The shadow of the 1960s and the responsibility it leaves
The shadow of the 1960s still falls across our national memory, and it should. Those years remind us of what becomes possible when rights are suppressed, voices are silenced, and division is allowed to harden into fracture. We should not romanticise that history. We should be sobered by it.
The greatest threat to transformation in South Africa today is not resistance from outside. It is the silence of people on the inside who can see clearly that something has gone wrong and have calculated that naming it costs more than it's worth.
The same applies to governance. Leaders who say nothing when institutions are under pressure are not neutral observers. They are absent from the moment they were appointed to lead.
What this moment asks of every leader
The responsibility here is shared, and it is specific to each actor in this picture.
Protest organisers must ensure that the constitutional right they invoke is exercised within the constitutional framework that protects it. Peaceful assembly is a right. Intimidation, destruction, and the deliberate obstruction of other citizens are not expressions of that right. They are violations of it.
Law enforcement must protect all citizens with equal diligence, those who march and those who do not. Proportionality and restraint are not procedural niceties. They are the measure of whether an institution can still be trusted when the temperature rises.
Business and civil society leaders must create conditions of safety and continuity for those in their care, not through political positioning or antagonism, but through a steady commitment to duty even when the environment makes that difficult.
Government, at every level, must uphold the rule of law consistently and transparently, not selectively, not on the basis of political convenience, and not in ways that protect some citizens more than others.
Citizens carry a responsibility that no institution can discharge on their behalf: to engage rather than inflame, to pursue accountability through legitimate means, and to remember that the freedoms they exercise today were built on the sacrifices of those who were never afforded the same opportunity.
Africa must rise.
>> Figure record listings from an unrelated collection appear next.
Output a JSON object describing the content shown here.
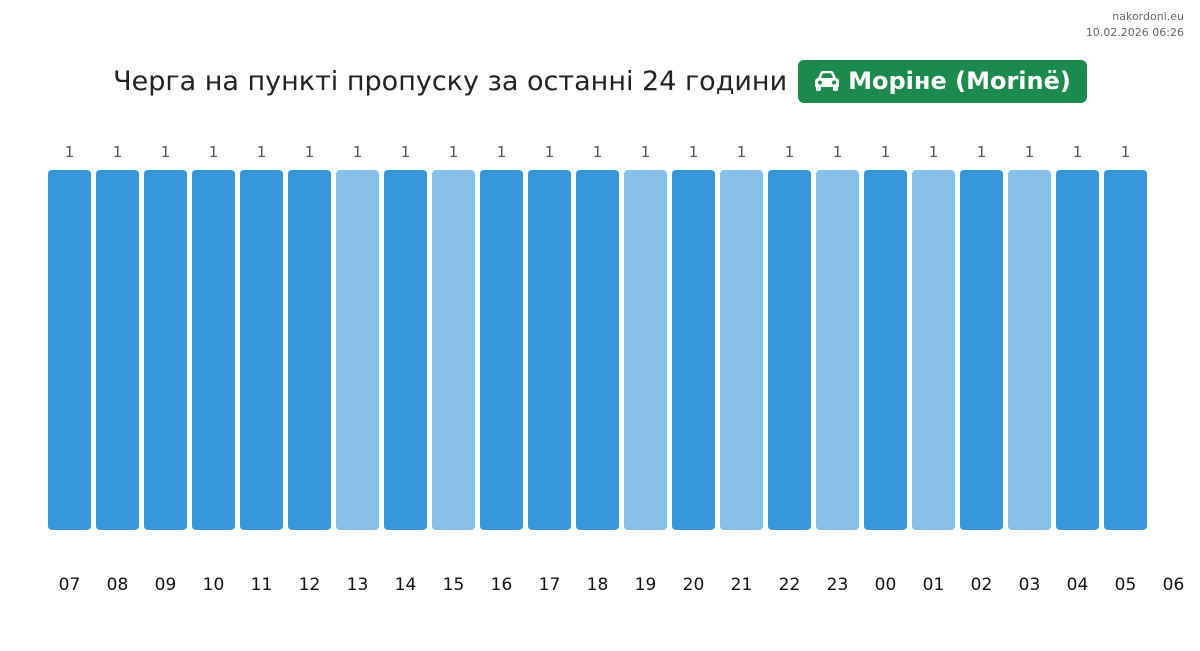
{
  "site": {
    "name": "nakordoni.eu",
    "timestamp": "10.02.2026 06:26"
  },
  "header": {
    "title": "Черга на пункті пропуску за останні 24 години",
    "checkpoint_name": "Моріне (Morinë)",
    "checkpoint_icon": "car-icon",
    "badge_color": "#1b8a4c"
  },
  "chart_data": {
    "type": "bar",
    "categories": [
      "07",
      "08",
      "09",
      "10",
      "11",
      "12",
      "13",
      "14",
      "15",
      "16",
      "17",
      "18",
      "19",
      "20",
      "21",
      "22",
      "23",
      "00",
      "01",
      "02",
      "03",
      "04",
      "05",
      "06"
    ],
    "values": [
      1,
      1,
      1,
      1,
      1,
      1,
      1,
      1,
      1,
      1,
      1,
      1,
      1,
      1,
      1,
      1,
      1,
      1,
      1,
      1,
      1,
      1,
      1,
      null
    ],
    "value_labels": [
      "1",
      "1",
      "1",
      "1",
      "1",
      "1",
      "1",
      "1",
      "1",
      "1",
      "1",
      "1",
      "1",
      "1",
      "1",
      "1",
      "1",
      "1",
      "1",
      "1",
      "1",
      "1",
      "1",
      ""
    ],
    "bar_shades": [
      "dark",
      "dark",
      "dark",
      "dark",
      "dark",
      "dark",
      "light",
      "dark",
      "light",
      "dark",
      "dark",
      "dark",
      "light",
      "dark",
      "light",
      "dark",
      "light",
      "dark",
      "light",
      "dark",
      "light",
      "dark",
      "dark",
      null
    ],
    "colors": {
      "dark": "#3698db",
      "light": "#86c0e9"
    },
    "ylim": [
      0,
      1
    ],
    "grid": false,
    "legend": "none",
    "title": "",
    "xlabel": "",
    "ylabel": ""
  }
}
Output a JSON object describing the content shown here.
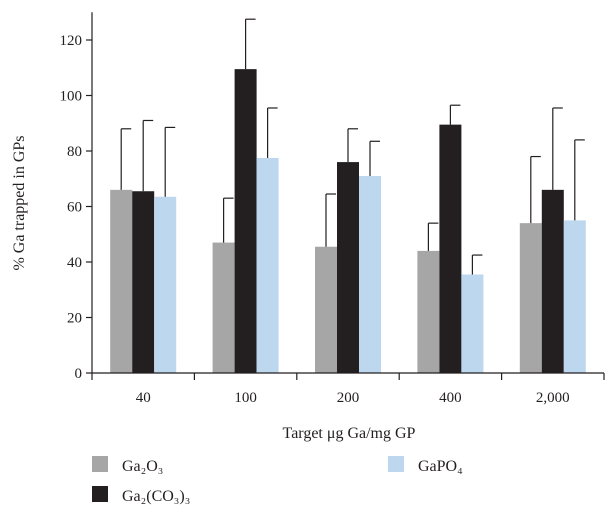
{
  "chart_data": {
    "type": "bar",
    "ylabel": "% Ga trapped in GPs",
    "xlabel": "Target μg Ga/mg GP",
    "categories": [
      "40",
      "100",
      "200",
      "400",
      "2,000"
    ],
    "ylim": [
      0,
      130
    ],
    "yticks": [
      0,
      20,
      40,
      60,
      80,
      100,
      120
    ],
    "grid": false,
    "legend_position": "bottom",
    "series": [
      {
        "name": "Ga₂O₃",
        "color": "#a6a6a6",
        "values": [
          66,
          47,
          45.5,
          44,
          54
        ],
        "errors": [
          22,
          16,
          19,
          10,
          24
        ]
      },
      {
        "name": "Ga₂(CO₃)₃",
        "color": "#231f20",
        "values": [
          65.5,
          109.5,
          76,
          89.5,
          66
        ],
        "errors": [
          25.5,
          18,
          12,
          7,
          29.5
        ]
      },
      {
        "name": "GaPO₄",
        "color": "#bdd7ee",
        "values": [
          63.5,
          77.5,
          71,
          35.5,
          55
        ],
        "errors": [
          25,
          18,
          12.5,
          7,
          29
        ]
      }
    ]
  }
}
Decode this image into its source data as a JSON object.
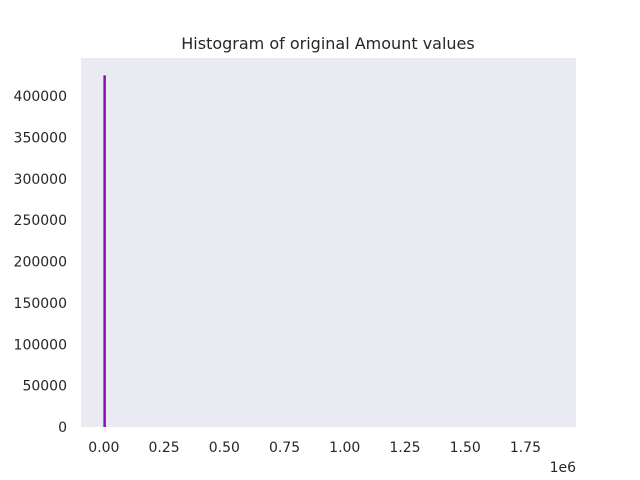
{
  "chart_data": {
    "type": "bar",
    "title": "Histogram of original Amount values",
    "xlabel": "",
    "ylabel": "",
    "x_offset_label": "1e6",
    "xlim": [
      -0.095,
      1.96
    ],
    "ylim": [
      0,
      446000
    ],
    "grid": false,
    "background": "#eaeaf2",
    "bar_color": "#8b0fb7",
    "x_ticks": [
      0.0,
      0.25,
      0.5,
      0.75,
      1.0,
      1.25,
      1.5,
      1.75
    ],
    "x_tick_labels": [
      "0.00",
      "0.25",
      "0.50",
      "0.75",
      "1.00",
      "1.25",
      "1.50",
      "1.75"
    ],
    "y_ticks": [
      0,
      50000,
      100000,
      150000,
      200000,
      250000,
      300000,
      350000,
      400000
    ],
    "y_tick_labels": [
      "0",
      "50000",
      "100000",
      "150000",
      "200000",
      "250000",
      "300000",
      "350000",
      "400000"
    ],
    "bins": [
      {
        "x0": 0.0,
        "x1": 0.007,
        "count": 425000
      }
    ]
  }
}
And it rises through this.
Africa has always carried within it a capacity for extraordinary resilience. This continent has endured, rebuilt, and risen through circumstances that would have broken lesser resolve, and that strength is not incidental to who we are. It is the character of this land and its people.
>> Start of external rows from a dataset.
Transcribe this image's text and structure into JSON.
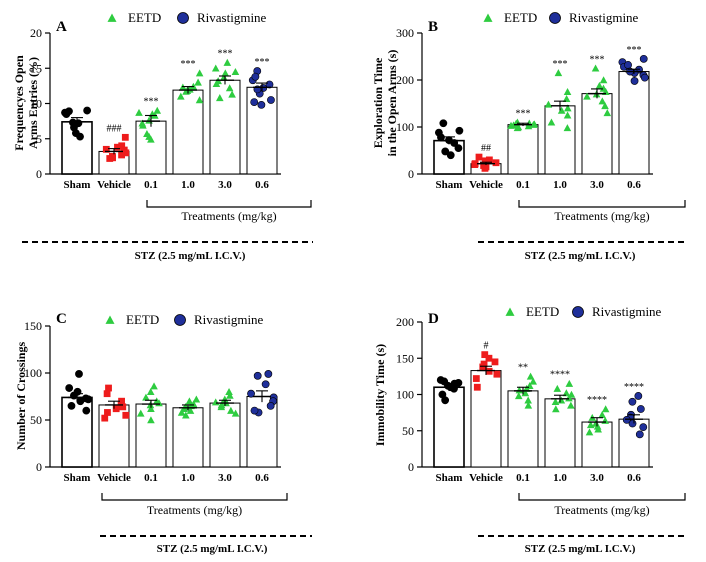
{
  "treatment_legend": [
    {
      "name": "EETD",
      "marker": "triangle",
      "color": "#2ecc40"
    },
    {
      "name": "Rivastigmine",
      "marker": "circle",
      "color": "#1f2f9a"
    }
  ],
  "colors": {
    "sham": "#000000",
    "vehicle": "#ee1c1c",
    "eetd": "#2ecc40",
    "rivastigmine": "#1f2f9a"
  },
  "chart_data": [
    {
      "panel": "A",
      "type": "bar",
      "ylabel": "Frequencyes Open\nArms Entries (%)",
      "ylim": [
        0,
        20
      ],
      "yticks": [
        0,
        5,
        10,
        15,
        20
      ],
      "categories": [
        "Sham",
        "Vehicle",
        "0.1",
        "1.0",
        "3.0",
        "0.6"
      ],
      "group_label": "Treatments (mg/kg)",
      "stz_label": "STZ (2.5 mg/mL I.C.V.)",
      "means": [
        7.4,
        3.2,
        7.5,
        11.9,
        13.3,
        12.3
      ],
      "sem": [
        0.6,
        0.4,
        0.8,
        0.5,
        0.6,
        0.6
      ],
      "annotations": [
        "",
        "###",
        "***",
        "***",
        "***",
        "***"
      ],
      "points": [
        [
          8.7,
          9.0,
          8.5,
          7.2,
          6.6,
          5.8,
          5.3,
          8.9,
          7.3
        ],
        [
          5.2,
          4.0,
          3.5,
          3.0,
          2.7,
          2.3,
          3.4,
          2.5,
          3.8,
          2.2
        ],
        [
          9.0,
          8.5,
          8.3,
          7.6,
          7.2,
          5.7,
          4.9,
          8.7,
          6.9,
          5.3
        ],
        [
          14.3,
          12.4,
          12.3,
          11.7,
          11.0,
          12.0,
          10.5,
          13.0,
          11.8
        ],
        [
          15.8,
          14.5,
          13.7,
          13.2,
          12.2,
          11.3,
          10.8,
          14.3,
          12.8,
          15.0
        ],
        [
          14.6,
          13.3,
          12.7,
          12.2,
          11.4,
          10.5,
          9.8,
          13.8,
          12.0,
          10.2
        ]
      ]
    },
    {
      "panel": "B",
      "type": "bar",
      "ylabel": "Exploration Time\nin the Open Arms (s)",
      "ylim": [
        0,
        300
      ],
      "yticks": [
        0,
        100,
        200,
        300
      ],
      "categories": [
        "Sham",
        "Vehicle",
        "0.1",
        "1.0",
        "3.0",
        "0.6"
      ],
      "group_label": "Treatments (mg/kg)",
      "stz_label": "STZ (2.5 mg/mL I.C.V.)",
      "means": [
        71,
        22,
        105,
        145,
        171,
        218
      ],
      "sem": [
        8,
        3,
        3,
        10,
        10,
        5
      ],
      "annotations": [
        "",
        "##",
        "***",
        "***",
        "***",
        "***"
      ],
      "points": [
        [
          108,
          92,
          88,
          78,
          72,
          55,
          48,
          40,
          66
        ],
        [
          36,
          30,
          22,
          20,
          15,
          12,
          28,
          24,
          18
        ],
        [
          110,
          108,
          106,
          104,
          103,
          102,
          100,
          107,
          105,
          98
        ],
        [
          215,
          175,
          160,
          148,
          135,
          125,
          110,
          98,
          140
        ],
        [
          225,
          200,
          182,
          175,
          165,
          155,
          145,
          130,
          188,
          170
        ],
        [
          245,
          238,
          228,
          222,
          215,
          210,
          205,
          198,
          232,
          218
        ]
      ]
    },
    {
      "panel": "C",
      "type": "bar",
      "ylabel": "Number of Crossings",
      "ylim": [
        0,
        150
      ],
      "yticks": [
        0,
        50,
        100,
        150
      ],
      "categories": [
        "Sham",
        "Vehicle",
        "0.1",
        "1.0",
        "3.0",
        "0.6"
      ],
      "group_label": "Treatments (mg/kg)",
      "stz_label": "STZ (2.5 mg/mL I.C.V.)",
      "means": [
        74,
        66,
        67,
        63,
        68,
        75
      ],
      "sem": [
        4,
        4,
        4,
        3,
        3,
        6
      ],
      "annotations": [
        "",
        "",
        "",
        "",
        "",
        ""
      ],
      "points": [
        [
          99,
          84,
          80,
          76,
          73,
          70,
          65,
          60,
          72
        ],
        [
          84,
          78,
          70,
          66,
          62,
          58,
          55,
          52,
          64
        ],
        [
          86,
          80,
          74,
          70,
          66,
          62,
          57,
          50,
          68
        ],
        [
          72,
          70,
          67,
          64,
          62,
          60,
          58,
          55,
          65
        ],
        [
          80,
          76,
          72,
          69,
          66,
          64,
          60,
          57,
          68
        ],
        [
          99,
          97,
          88,
          78,
          74,
          70,
          65,
          58,
          60
        ]
      ]
    },
    {
      "panel": "D",
      "type": "bar",
      "ylabel": "Immobility Time (s)",
      "ylim": [
        0,
        200
      ],
      "yticks": [
        0,
        50,
        100,
        150,
        200
      ],
      "categories": [
        "Sham",
        "Vehicle",
        "0.1",
        "1.0",
        "3.0",
        "0.6"
      ],
      "group_label": "Treatments (mg/kg)",
      "stz_label": "STZ (2.5 mg/mL I.C.V.)",
      "means": [
        110,
        133,
        105,
        94,
        62,
        66
      ],
      "sem": [
        5,
        6,
        5,
        5,
        6,
        6
      ],
      "annotations": [
        "",
        "#",
        "**",
        "****",
        "****",
        "****"
      ],
      "points": [
        [
          120,
          118,
          116,
          112,
          110,
          108,
          100,
          92,
          115
        ],
        [
          155,
          150,
          142,
          138,
          132,
          128,
          122,
          110,
          145
        ],
        [
          125,
          118,
          112,
          106,
          102,
          98,
          92,
          85,
          108
        ],
        [
          115,
          108,
          102,
          95,
          90,
          85,
          80,
          100,
          92
        ],
        [
          80,
          72,
          68,
          64,
          60,
          56,
          52,
          48,
          58
        ],
        [
          98,
          90,
          80,
          72,
          68,
          60,
          55,
          45,
          65
        ]
      ]
    }
  ]
}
But resilience is not the absence of tension. It is the choice a people make about what to do with tension when it arrives.
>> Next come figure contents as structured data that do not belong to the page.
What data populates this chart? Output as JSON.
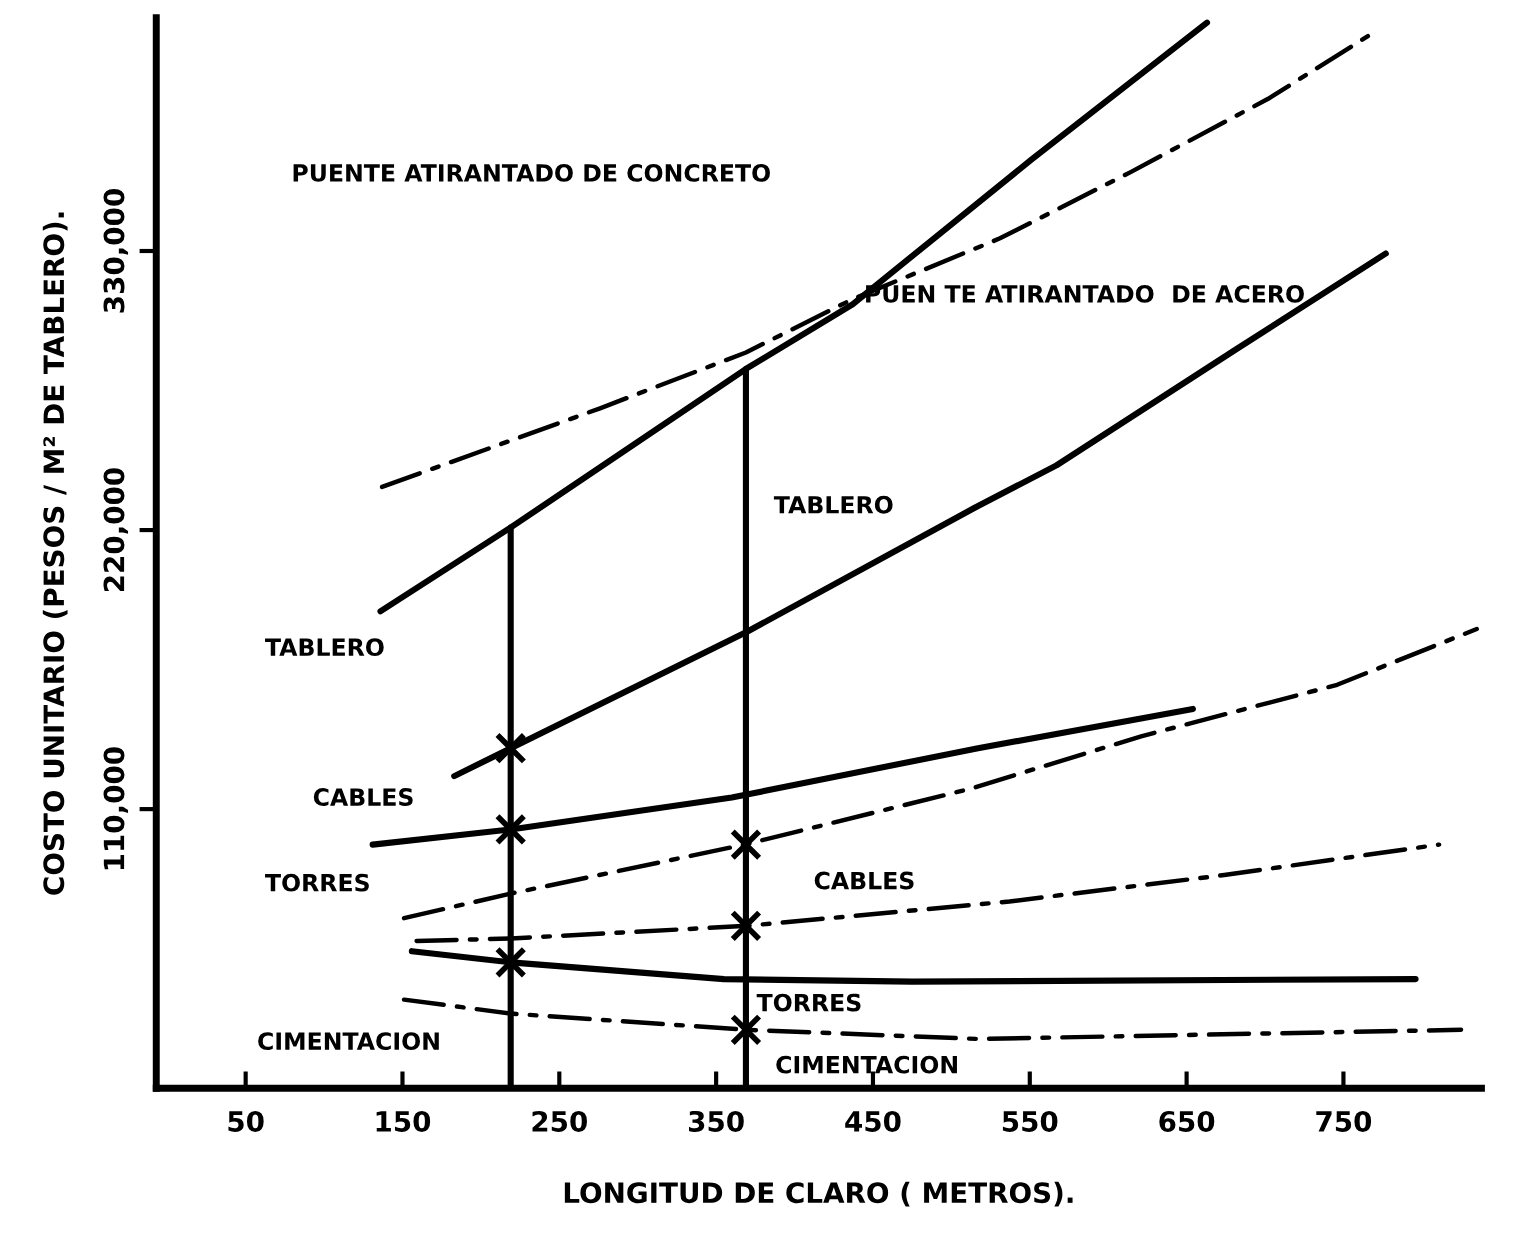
{
  "chart_data": {
    "type": "line",
    "xlabel": "LONGITUD DE CLARO ( METROS).",
    "ylabel": "COSTO UNITARIO (PESOS / M² DE TABLERO).",
    "xlim": [
      -7,
      838
    ],
    "ylim": [
      0,
      422000
    ],
    "xticks": [
      50,
      150,
      250,
      350,
      450,
      550,
      650,
      750
    ],
    "yticks": [
      {
        "value": 110000,
        "label": "110,000"
      },
      {
        "value": 220000,
        "label": "220,000"
      },
      {
        "value": 330000,
        "label": "330,000"
      }
    ],
    "grid": false,
    "legend": false,
    "marker": "none",
    "series": [
      {
        "color": "#000000",
        "line_style": "solid",
        "x": [
          136,
          219,
          369,
          437,
          489,
          551,
          663
        ],
        "values": [
          188000,
          221000,
          283500,
          309000,
          335000,
          366000,
          420000
        ]
      },
      {
        "color": "#000000",
        "line_style": "dashdot",
        "x": [
          137,
          276,
          369,
          437,
          531,
          614,
          702,
          769
        ],
        "values": [
          237000,
          268000,
          290000,
          311000,
          335000,
          361000,
          390000,
          416000
        ]
      },
      {
        "color": "#000000",
        "line_style": "solid",
        "x": [
          183,
          219,
          370,
          514,
          567,
          681,
          777
        ],
        "values": [
          123000,
          134000,
          180000,
          228500,
          245500,
          291000,
          329000
        ]
      },
      {
        "color": "#000000",
        "line_style": "solid",
        "x": [
          131,
          219,
          360,
          517,
          654
        ],
        "values": [
          96000,
          102000,
          114600,
          134000,
          149500
        ]
      },
      {
        "color": "#000000",
        "line_style": "dashdot",
        "x": [
          151,
          219,
          368,
          512,
          621,
          746,
          835
        ],
        "values": [
          67000,
          76700,
          96000,
          118000,
          138700,
          159000,
          181000
        ]
      },
      {
        "color": "#000000",
        "line_style": "dashdot",
        "x": [
          159,
          219,
          370,
          537,
          674,
          811
        ],
        "values": [
          58000,
          59000,
          64000,
          73600,
          84000,
          96000
        ]
      },
      {
        "color": "#000000",
        "line_style": "solid",
        "x": [
          156,
          219,
          355,
          475,
          796
        ],
        "values": [
          54000,
          49600,
          43000,
          42000,
          43000
        ]
      },
      {
        "color": "#000000",
        "line_style": "dashdot",
        "x": [
          151,
          219,
          370,
          517,
          825
        ],
        "values": [
          34900,
          29400,
          23000,
          19400,
          23000
        ]
      },
      {
        "color": "#000000",
        "line_style": "solid",
        "x": [
          219,
          219
        ],
        "values": [
          0,
          221000
        ]
      },
      {
        "color": "#000000",
        "line_style": "solid",
        "x": [
          369,
          369
        ],
        "values": [
          0,
          283500
        ]
      },
      {
        "type": "scatter",
        "color": "#000000",
        "marker": "cross",
        "x": [
          219,
          219,
          219,
          369,
          369,
          369
        ],
        "values": [
          134000,
          102000,
          49600,
          96000,
          64000,
          23000
        ]
      }
    ],
    "annotations": [
      "PUENTE ATIRANTADO DE CONCRETO",
      "PUEN TE ATIRANTADO  DE ACERO",
      "TABLERO",
      "TABLERO",
      "CABLES",
      "CABLES",
      "TORRES",
      "TORRES",
      "CIMENTACION",
      "CIMENTACION"
    ]
  }
}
Transformation is a journey. Governance is the compass.
Without governance, the energy of a nation in motion has no direction. Without accountability, protest becomes noise rather than signal. Without leadership prepared to hold the line on both rights and responsibilities simultaneously, democracies drift toward the very outcomes they were designed to prevent.
Our position
Ethos Verify does not issue political statements. We issue governance ones.
We believe in the Constitution. We believe in the rule of law. We believe that rights are only meaningful when they are protected for everyone, at the same time, and without exception. And we believe, as we have written and published, that compliance does not guarantee delivery, accreditation does not guarantee capability, transformation scores do not guarantee impact, and governance remains the determining factor in whether any of it holds.
The same is true of democracy. Protests do not guarantee progress. Marches do not guarantee change. What determines the outcome is whether the institutions, leaders, and citizens who hold this country together choose governance over grievance, accountability over destruction, and integrity over convenience.
South Africa has fought too hard and come too far to allow the lessons of its past to be forgotten in the heat of the present. May we exercise our rights with wisdom, our freedoms with responsibility, and our leadership with integrity.